U.S. officials said the navy buildup was the largest daytime assembly of ships since the Iraq war began in 2003, adding Iran had not been notified of plans to sail the ships through the Strait of Hormuz, a major artery for global oil shipments.
Iran is making substantial advances in uranium enrichment in defiance of world demands, U.N. monitors said on Wednesday, opening the way to harsher sanctions against the world's fourth-largest oil exporter over fears it is seeking atom bombs.
The heightened Iran tension added to concerns about summer fuel supplies in the world's top consumer the United States, where gasoline inventories have been rising but remain below average levels ahead of summer demand.

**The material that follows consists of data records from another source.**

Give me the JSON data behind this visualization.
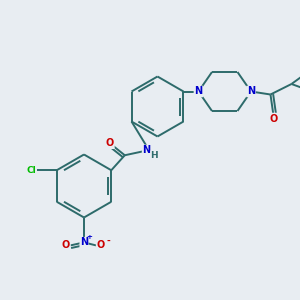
{
  "background_color": "#e8edf2",
  "bond_color": "#2d6b6b",
  "atom_colors": {
    "N": "#0000cc",
    "O": "#cc0000",
    "Cl": "#00bb00",
    "C": "#2d6b6b",
    "H": "#2d6b6b"
  },
  "figsize": [
    3.0,
    3.0
  ],
  "dpi": 100
}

U.S. government data on Wednesday showed gasoline stockpiles increased by 1.5 million barrels last week, exceeding a 1.4 million barrels forecast.
Despite record prices, year-on-year demand surged 1.2% over the past four weeks.
"Two big things are keeping pricing up, the Nigerian and gasoline situation," said Tony Nunan of Mitsubishi Corp. "Inventories are too low for this time of year."
Supplies of gasoline-rich crude from Nigeria, the world's eighth-largest oil exporter, have been cut since February 2006 due to militant attacks on its oil industry.
Chevron Corp. said on Wednesday it had restarted normal production at its Pennington oilfields in Nigeria, after shutting in 15,000 barrels per day (bpd) on May 1, leaving about 695,000 bpd or 23 percent of the country's output shut.
Hopes of oil cartel OPEC raising output to boost oil stocks were dampened after oil ministers from the Organization of the Petroleum Exporting Countries said this week they were satisfied that demand for crude oil was being met.